Mr Cox told businessmen in Newry, Co Down, that the authorities in Belfast, London and Dublin had committed to maintaining the Common Travel Area (CTA) which allows free movement of people between Britain and Ireland.

He said: "If the primary parties to the CTA, the UK and Ireland, share these views, Ireland is entitled to rely on existing EU law, custom and practice as a point of departure in its dialogue with the EU institutions and the twenty six other member states.

"Recalibrating the political debate from speculative expressions of fear and anxiety about hard borders, to anchoring it in established EU rights and practice, could be a useful point of departure."

Mr Cox acknowledged uncertainty created by last month's Brexit vote.

But he said: "The EU already, both politically and legally, formally has recognised the CTA between Ireland and the UK. It has accepted that established custom and practice and the balance of convenience of Irish and British citizens were served by its continued existence.
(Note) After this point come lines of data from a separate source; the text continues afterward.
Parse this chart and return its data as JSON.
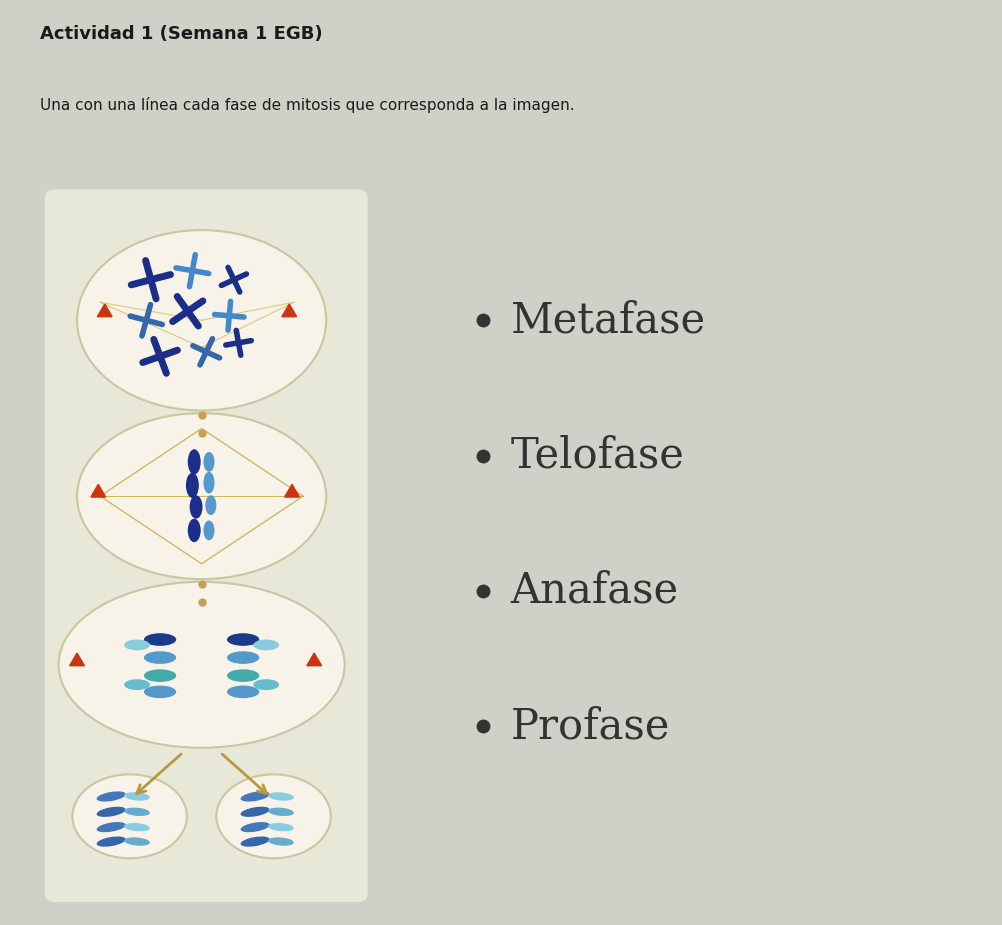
{
  "title": "Actividad 1 (Semana 1 EGB)",
  "subtitle": "Una con una línea cada fase de mitosis que corresponda a la imagen.",
  "title_fontsize": 13,
  "subtitle_fontsize": 11,
  "bg_color": "#e8e8e0",
  "panel_bg": "#bfc9b0",
  "left_panel_bg": "#deded0",
  "phases": [
    "Metafase",
    "Telofase",
    "Anafase",
    "Profase"
  ],
  "phase_fontsize": 30,
  "phase_color": "#333333",
  "bullet_color": "#333333",
  "header_bg": "#d8d8d0"
}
"It has permitted in law a UK and Irish opt-out of the standard Schengen arrangements. The UK has now voted to opt out of the EU itself which will be a rupture with the past but Ireland remains fully committed to its membership which signals a continuity with the past."

He said the prospect of Ireland becoming a soft back door entry point to the UK through its land border with Northern Ireland posed a valid question but added it had been dealt with by the British and Irish governments five years ago.
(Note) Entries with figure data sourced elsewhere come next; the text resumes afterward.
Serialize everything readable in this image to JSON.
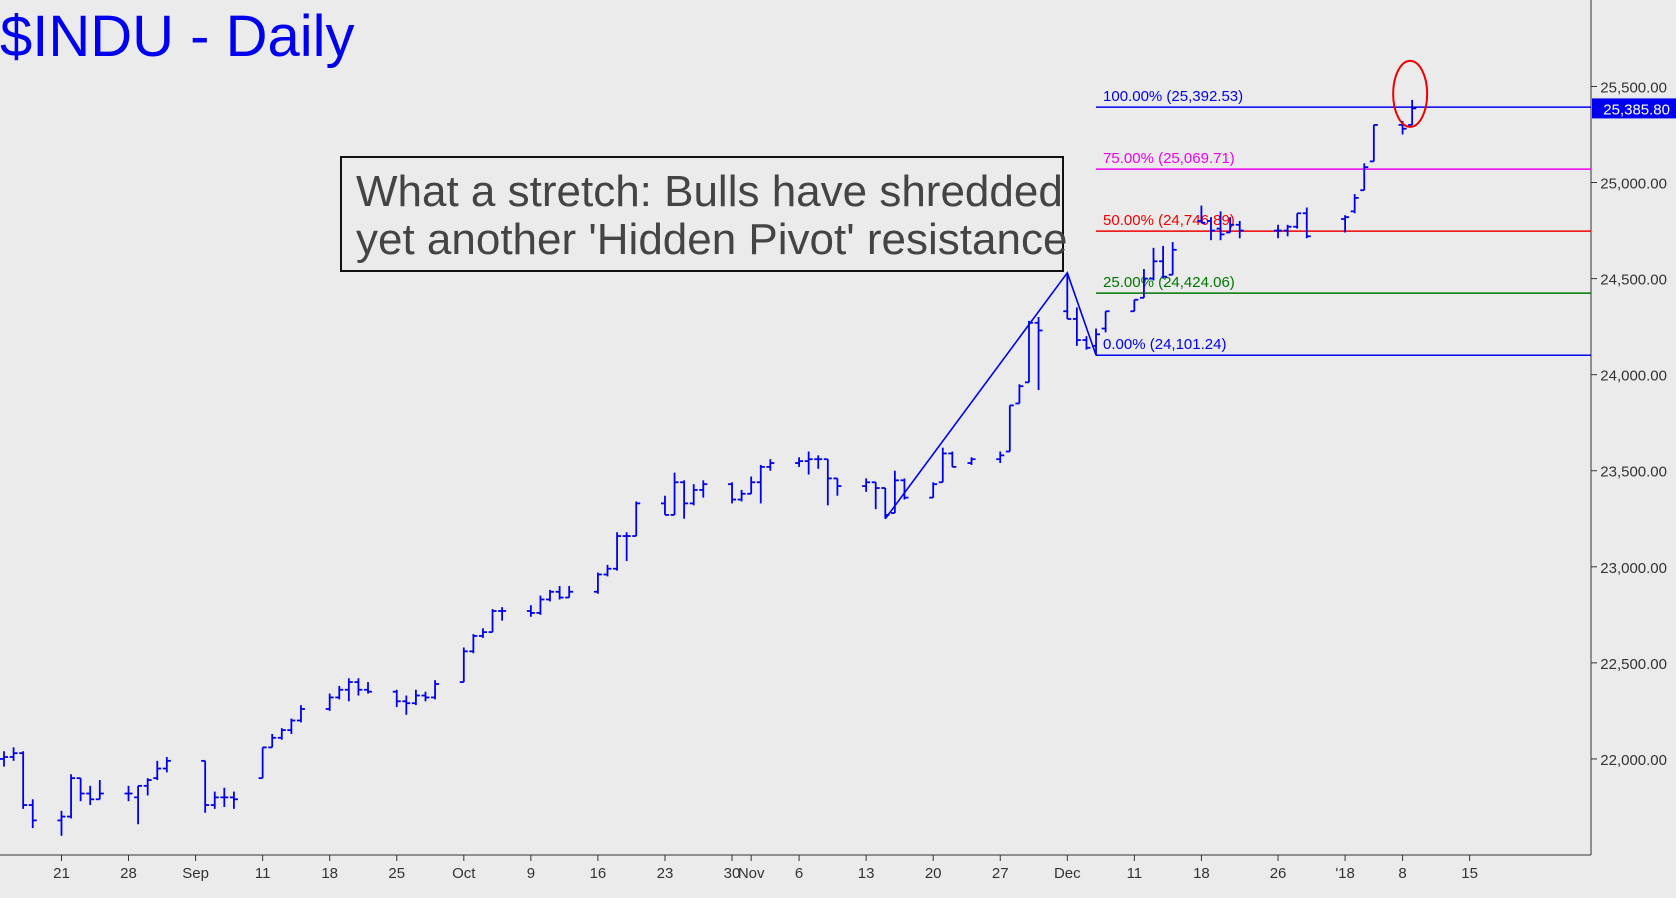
{
  "title": "$INDU - Daily",
  "callout": {
    "line1": "What a stretch: Bulls have shredded",
    "line2": "yet another 'Hidden Pivot' resistance"
  },
  "colors": {
    "background": "#ebebeb",
    "bars": "#0000ee",
    "fib_100": "#0000ee",
    "fib_75": "#ee00ee",
    "fib_50": "#ee0000",
    "fib_25": "#007700",
    "fib_0": "#0000ee",
    "circle": "#ee0000",
    "callout_text": "#444444"
  },
  "chart_data": {
    "type": "ohlc",
    "price_axis": {
      "min": 21500,
      "max": 25950,
      "ticks": [
        22000,
        22500,
        23000,
        23500,
        24000,
        24500,
        25000,
        25500
      ],
      "tick_labels": [
        "22,000.00",
        "22,500.00",
        "23,000.00",
        "23,500.00",
        "24,000.00",
        "24,500.00",
        "25,000.00",
        "25,500.00"
      ],
      "last_price": 25385.8,
      "last_price_label": "25,385.80"
    },
    "date_axis": {
      "first_date": "2017-08-15",
      "last_date": "2018-01-26",
      "ticks": [
        {
          "date": "2017-08-21",
          "label": "21"
        },
        {
          "date": "2017-08-28",
          "label": "28"
        },
        {
          "date": "2017-09-04",
          "label": "Sep"
        },
        {
          "date": "2017-09-11",
          "label": "11"
        },
        {
          "date": "2017-09-18",
          "label": "18"
        },
        {
          "date": "2017-09-25",
          "label": "25"
        },
        {
          "date": "2017-10-02",
          "label": "Oct"
        },
        {
          "date": "2017-10-09",
          "label": "9"
        },
        {
          "date": "2017-10-16",
          "label": "16"
        },
        {
          "date": "2017-10-23",
          "label": "23"
        },
        {
          "date": "2017-10-30",
          "label": "30"
        },
        {
          "date": "2017-11-01",
          "label": "Nov"
        },
        {
          "date": "2017-11-06",
          "label": "6"
        },
        {
          "date": "2017-11-13",
          "label": "13"
        },
        {
          "date": "2017-11-20",
          "label": "20"
        },
        {
          "date": "2017-11-27",
          "label": "27"
        },
        {
          "date": "2017-12-04",
          "label": "Dec"
        },
        {
          "date": "2017-12-11",
          "label": "11"
        },
        {
          "date": "2017-12-18",
          "label": "18"
        },
        {
          "date": "2017-12-26",
          "label": "26"
        },
        {
          "date": "2018-01-02",
          "label": "'18"
        },
        {
          "date": "2018-01-08",
          "label": "8"
        },
        {
          "date": "2018-01-15",
          "label": "15"
        }
      ]
    },
    "bars": [
      {
        "d": "2017-08-15",
        "o": 22000,
        "h": 22040,
        "l": 21960,
        "c": 22010
      },
      {
        "d": "2017-08-16",
        "o": 22010,
        "h": 22060,
        "l": 21990,
        "c": 22030
      },
      {
        "d": "2017-08-17",
        "o": 22030,
        "h": 22040,
        "l": 21740,
        "c": 21760
      },
      {
        "d": "2017-08-18",
        "o": 21760,
        "h": 21790,
        "l": 21640,
        "c": 21680
      },
      {
        "d": "2017-08-21",
        "o": 21680,
        "h": 21730,
        "l": 21600,
        "c": 21700
      },
      {
        "d": "2017-08-22",
        "o": 21700,
        "h": 21920,
        "l": 21690,
        "c": 21900
      },
      {
        "d": "2017-08-23",
        "o": 21900,
        "h": 21900,
        "l": 21780,
        "c": 21820
      },
      {
        "d": "2017-08-24",
        "o": 21820,
        "h": 21860,
        "l": 21760,
        "c": 21790
      },
      {
        "d": "2017-08-25",
        "o": 21790,
        "h": 21890,
        "l": 21790,
        "c": 21820
      },
      {
        "d": "2017-08-28",
        "o": 21820,
        "h": 21860,
        "l": 21780,
        "c": 21820
      },
      {
        "d": "2017-08-29",
        "o": 21800,
        "h": 21860,
        "l": 21660,
        "c": 21860
      },
      {
        "d": "2017-08-30",
        "o": 21860,
        "h": 21900,
        "l": 21810,
        "c": 21890
      },
      {
        "d": "2017-08-31",
        "o": 21900,
        "h": 21990,
        "l": 21890,
        "c": 21950
      },
      {
        "d": "2017-09-01",
        "o": 21950,
        "h": 22010,
        "l": 21930,
        "c": 21990
      },
      {
        "d": "2017-09-05",
        "o": 21990,
        "h": 21990,
        "l": 21720,
        "c": 21760
      },
      {
        "d": "2017-09-06",
        "o": 21760,
        "h": 21830,
        "l": 21740,
        "c": 21800
      },
      {
        "d": "2017-09-07",
        "o": 21800,
        "h": 21850,
        "l": 21750,
        "c": 21800
      },
      {
        "d": "2017-09-08",
        "o": 21800,
        "h": 21830,
        "l": 21740,
        "c": 21790
      },
      {
        "d": "2017-09-11",
        "o": 21900,
        "h": 22060,
        "l": 21900,
        "c": 22060
      },
      {
        "d": "2017-09-12",
        "o": 22060,
        "h": 22130,
        "l": 22060,
        "c": 22110
      },
      {
        "d": "2017-09-13",
        "o": 22110,
        "h": 22160,
        "l": 22100,
        "c": 22150
      },
      {
        "d": "2017-09-14",
        "o": 22150,
        "h": 22210,
        "l": 22130,
        "c": 22200
      },
      {
        "d": "2017-09-15",
        "o": 22200,
        "h": 22280,
        "l": 22190,
        "c": 22260
      },
      {
        "d": "2017-09-18",
        "o": 22260,
        "h": 22340,
        "l": 22250,
        "c": 22320
      },
      {
        "d": "2017-09-19",
        "o": 22320,
        "h": 22380,
        "l": 22310,
        "c": 22360
      },
      {
        "d": "2017-09-20",
        "o": 22360,
        "h": 22420,
        "l": 22300,
        "c": 22400
      },
      {
        "d": "2017-09-21",
        "o": 22400,
        "h": 22420,
        "l": 22330,
        "c": 22360
      },
      {
        "d": "2017-09-22",
        "o": 22360,
        "h": 22400,
        "l": 22340,
        "c": 22350
      },
      {
        "d": "2017-09-25",
        "o": 22350,
        "h": 22360,
        "l": 22270,
        "c": 22300
      },
      {
        "d": "2017-09-26",
        "o": 22300,
        "h": 22330,
        "l": 22230,
        "c": 22290
      },
      {
        "d": "2017-09-27",
        "o": 22290,
        "h": 22360,
        "l": 22280,
        "c": 22330
      },
      {
        "d": "2017-09-28",
        "o": 22330,
        "h": 22350,
        "l": 22300,
        "c": 22320
      },
      {
        "d": "2017-09-29",
        "o": 22320,
        "h": 22410,
        "l": 22310,
        "c": 22390
      },
      {
        "d": "2017-10-02",
        "o": 22400,
        "h": 22580,
        "l": 22400,
        "c": 22560
      },
      {
        "d": "2017-10-03",
        "o": 22560,
        "h": 22650,
        "l": 22550,
        "c": 22640
      },
      {
        "d": "2017-10-04",
        "o": 22640,
        "h": 22680,
        "l": 22630,
        "c": 22660
      },
      {
        "d": "2017-10-05",
        "o": 22660,
        "h": 22780,
        "l": 22660,
        "c": 22770
      },
      {
        "d": "2017-10-06",
        "o": 22770,
        "h": 22790,
        "l": 22720,
        "c": 22770
      },
      {
        "d": "2017-10-09",
        "o": 22770,
        "h": 22800,
        "l": 22740,
        "c": 22760
      },
      {
        "d": "2017-10-10",
        "o": 22760,
        "h": 22850,
        "l": 22750,
        "c": 22830
      },
      {
        "d": "2017-10-11",
        "o": 22830,
        "h": 22880,
        "l": 22820,
        "c": 22870
      },
      {
        "d": "2017-10-12",
        "o": 22870,
        "h": 22900,
        "l": 22830,
        "c": 22840
      },
      {
        "d": "2017-10-13",
        "o": 22840,
        "h": 22900,
        "l": 22840,
        "c": 22870
      },
      {
        "d": "2017-10-16",
        "o": 22870,
        "h": 22970,
        "l": 22860,
        "c": 22960
      },
      {
        "d": "2017-10-17",
        "o": 22960,
        "h": 23010,
        "l": 22950,
        "c": 22990
      },
      {
        "d": "2017-10-18",
        "o": 22990,
        "h": 23180,
        "l": 22980,
        "c": 23160
      },
      {
        "d": "2017-10-19",
        "o": 23160,
        "h": 23180,
        "l": 23030,
        "c": 23160
      },
      {
        "d": "2017-10-20",
        "o": 23160,
        "h": 23340,
        "l": 23160,
        "c": 23330
      },
      {
        "d": "2017-10-23",
        "o": 23330,
        "h": 23370,
        "l": 23270,
        "c": 23270
      },
      {
        "d": "2017-10-24",
        "o": 23270,
        "h": 23490,
        "l": 23270,
        "c": 23440
      },
      {
        "d": "2017-10-25",
        "o": 23440,
        "h": 23450,
        "l": 23250,
        "c": 23330
      },
      {
        "d": "2017-10-26",
        "o": 23330,
        "h": 23430,
        "l": 23320,
        "c": 23400
      },
      {
        "d": "2017-10-27",
        "o": 23400,
        "h": 23450,
        "l": 23360,
        "c": 23430
      },
      {
        "d": "2017-10-30",
        "o": 23430,
        "h": 23440,
        "l": 23330,
        "c": 23350
      },
      {
        "d": "2017-10-31",
        "o": 23350,
        "h": 23400,
        "l": 23340,
        "c": 23380
      },
      {
        "d": "2017-11-01",
        "o": 23380,
        "h": 23470,
        "l": 23380,
        "c": 23440
      },
      {
        "d": "2017-11-02",
        "o": 23440,
        "h": 23530,
        "l": 23330,
        "c": 23520
      },
      {
        "d": "2017-11-03",
        "o": 23520,
        "h": 23560,
        "l": 23500,
        "c": 23540
      },
      {
        "d": "2017-11-06",
        "o": 23540,
        "h": 23570,
        "l": 23520,
        "c": 23550
      },
      {
        "d": "2017-11-07",
        "o": 23550,
        "h": 23600,
        "l": 23480,
        "c": 23560
      },
      {
        "d": "2017-11-08",
        "o": 23560,
        "h": 23580,
        "l": 23510,
        "c": 23560
      },
      {
        "d": "2017-11-09",
        "o": 23560,
        "h": 23560,
        "l": 23320,
        "c": 23460
      },
      {
        "d": "2017-11-10",
        "o": 23460,
        "h": 23460,
        "l": 23370,
        "c": 23420
      },
      {
        "d": "2017-11-13",
        "o": 23420,
        "h": 23460,
        "l": 23390,
        "c": 23440
      },
      {
        "d": "2017-11-14",
        "o": 23440,
        "h": 23440,
        "l": 23300,
        "c": 23410
      },
      {
        "d": "2017-11-15",
        "o": 23410,
        "h": 23410,
        "l": 23250,
        "c": 23270
      },
      {
        "d": "2017-11-16",
        "o": 23280,
        "h": 23500,
        "l": 23280,
        "c": 23450
      },
      {
        "d": "2017-11-17",
        "o": 23450,
        "h": 23460,
        "l": 23350,
        "c": 23360
      },
      {
        "d": "2017-11-20",
        "o": 23360,
        "h": 23440,
        "l": 23360,
        "c": 23430
      },
      {
        "d": "2017-11-21",
        "o": 23440,
        "h": 23620,
        "l": 23440,
        "c": 23590
      },
      {
        "d": "2017-11-22",
        "o": 23590,
        "h": 23600,
        "l": 23520,
        "c": 23520
      },
      {
        "d": "2017-11-24",
        "o": 23540,
        "h": 23570,
        "l": 23530,
        "c": 23560
      },
      {
        "d": "2017-11-27",
        "o": 23560,
        "h": 23600,
        "l": 23540,
        "c": 23580
      },
      {
        "d": "2017-11-28",
        "o": 23600,
        "h": 23840,
        "l": 23600,
        "c": 23840
      },
      {
        "d": "2017-11-29",
        "o": 23850,
        "h": 23950,
        "l": 23850,
        "c": 23940
      },
      {
        "d": "2017-11-30",
        "o": 23960,
        "h": 24280,
        "l": 23960,
        "c": 24270
      },
      {
        "d": "2017-12-01",
        "o": 24270,
        "h": 24300,
        "l": 23920,
        "c": 24230
      },
      {
        "d": "2017-12-04",
        "o": 24330,
        "h": 24530,
        "l": 24290,
        "c": 24290
      },
      {
        "d": "2017-12-05",
        "o": 24290,
        "h": 24350,
        "l": 24150,
        "c": 24180
      },
      {
        "d": "2017-12-06",
        "o": 24180,
        "h": 24200,
        "l": 24130,
        "c": 24140
      },
      {
        "d": "2017-12-07",
        "o": 24150,
        "h": 24240,
        "l": 24100,
        "c": 24210
      },
      {
        "d": "2017-12-08",
        "o": 24240,
        "h": 24330,
        "l": 24220,
        "c": 24330
      },
      {
        "d": "2017-12-11",
        "o": 24330,
        "h": 24390,
        "l": 24330,
        "c": 24390
      },
      {
        "d": "2017-12-12",
        "o": 24400,
        "h": 24550,
        "l": 24400,
        "c": 24500
      },
      {
        "d": "2017-12-13",
        "o": 24500,
        "h": 24660,
        "l": 24490,
        "c": 24590
      },
      {
        "d": "2017-12-14",
        "o": 24590,
        "h": 24670,
        "l": 24500,
        "c": 24510
      },
      {
        "d": "2017-12-15",
        "o": 24520,
        "h": 24690,
        "l": 24520,
        "c": 24650
      },
      {
        "d": "2017-12-18",
        "o": 24800,
        "h": 24880,
        "l": 24790,
        "c": 24790
      },
      {
        "d": "2017-12-19",
        "o": 24800,
        "h": 24820,
        "l": 24700,
        "c": 24750
      },
      {
        "d": "2017-12-20",
        "o": 24760,
        "h": 24850,
        "l": 24700,
        "c": 24730
      },
      {
        "d": "2017-12-21",
        "o": 24740,
        "h": 24820,
        "l": 24740,
        "c": 24780
      },
      {
        "d": "2017-12-22",
        "o": 24780,
        "h": 24800,
        "l": 24710,
        "c": 24750
      },
      {
        "d": "2017-12-26",
        "o": 24750,
        "h": 24780,
        "l": 24710,
        "c": 24750
      },
      {
        "d": "2017-12-27",
        "o": 24750,
        "h": 24780,
        "l": 24720,
        "c": 24770
      },
      {
        "d": "2017-12-28",
        "o": 24770,
        "h": 24840,
        "l": 24760,
        "c": 24840
      },
      {
        "d": "2017-12-29",
        "o": 24840,
        "h": 24870,
        "l": 24710,
        "c": 24720
      },
      {
        "d": "2018-01-02",
        "o": 24810,
        "h": 24830,
        "l": 24740,
        "c": 24820
      },
      {
        "d": "2018-01-03",
        "o": 24850,
        "h": 24940,
        "l": 24840,
        "c": 24920
      },
      {
        "d": "2018-01-04",
        "o": 24960,
        "h": 25100,
        "l": 24960,
        "c": 25080
      },
      {
        "d": "2018-01-05",
        "o": 25110,
        "h": 25300,
        "l": 25110,
        "c": 25300
      },
      {
        "d": "2018-01-08",
        "o": 25300,
        "h": 25320,
        "l": 25250,
        "c": 25280
      },
      {
        "d": "2018-01-09",
        "o": 25300,
        "h": 25430,
        "l": 25300,
        "c": 25386
      }
    ],
    "fib_levels": [
      {
        "pct": "100.00%",
        "value": 25392.53,
        "label": "100.00% (25,392.53)",
        "color": "#0000ee"
      },
      {
        "pct": "75.00%",
        "value": 25069.71,
        "label": "75.00% (25,069.71)",
        "color": "#ee00ee"
      },
      {
        "pct": "50.00%",
        "value": 24746.89,
        "label": "50.00% (24,746.89)",
        "color": "#ee0000"
      },
      {
        "pct": "25.00%",
        "value": 24424.06,
        "label": "25.00% (24,424.06)",
        "color": "#007700"
      },
      {
        "pct": "0.00%",
        "value": 24101.24,
        "label": "0.00% (24,101.24)",
        "color": "#0000ee"
      }
    ],
    "fib_start_date": "2017-12-07",
    "abc_pattern": [
      {
        "date": "2017-11-15",
        "price": 23250
      },
      {
        "date": "2017-12-04",
        "price": 24530
      },
      {
        "date": "2017-12-07",
        "price": 24101.24
      }
    ],
    "highlight_circle": {
      "date": "2018-01-09",
      "price": 25420
    }
  }
}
The aim of the initiative was to facilitate the movement of legitimate travellers within the CTA and p revent individuals intent on abusing the arrangement from travelling to the area.

Mr Cox added those objectives were to be achieved through working on common standards, data and information sharing, e-border initiatives and reinforced co-operation between the UK Border Agency and the Irish Naturalisation and Immigration Service.

"These are the cornerstones for future bilateral negotiations with the UK and this is a wheel that already exists and does not need to be re-invented.

"Between existing EU law, custom and practice and already established systems of co-ordination between Ireland and the UK on the CTA, it is high time to dial back the volume of anxiety and angst-driven comment and commentary and to begin the less voluble but ultimately more productive pathway to progress, established on the solid foundations of our legal and institutional inheritance, bilaterally with the UK and multilaterally with the EU."

Meanwhile, the CBI in Northern Ireland said a poll revealed that 89% believed that Brexit will have a greater economic impact on Northern Ireland than the UK as a whole.

An overwhelming 92% of participants believed the impact of Brexit will be negative on the Northern Ireland economy over the next five years, with no-one identifying a positive impact.

David Gavaghan, CBI Northern Ireland chair, said: " For the majority of our members they highlighted the benefits of a single market and ready access to labour and talent.

"Whatever the actual outcome of the negotiations over the next period, our members recognise the fundamental need to get on with it."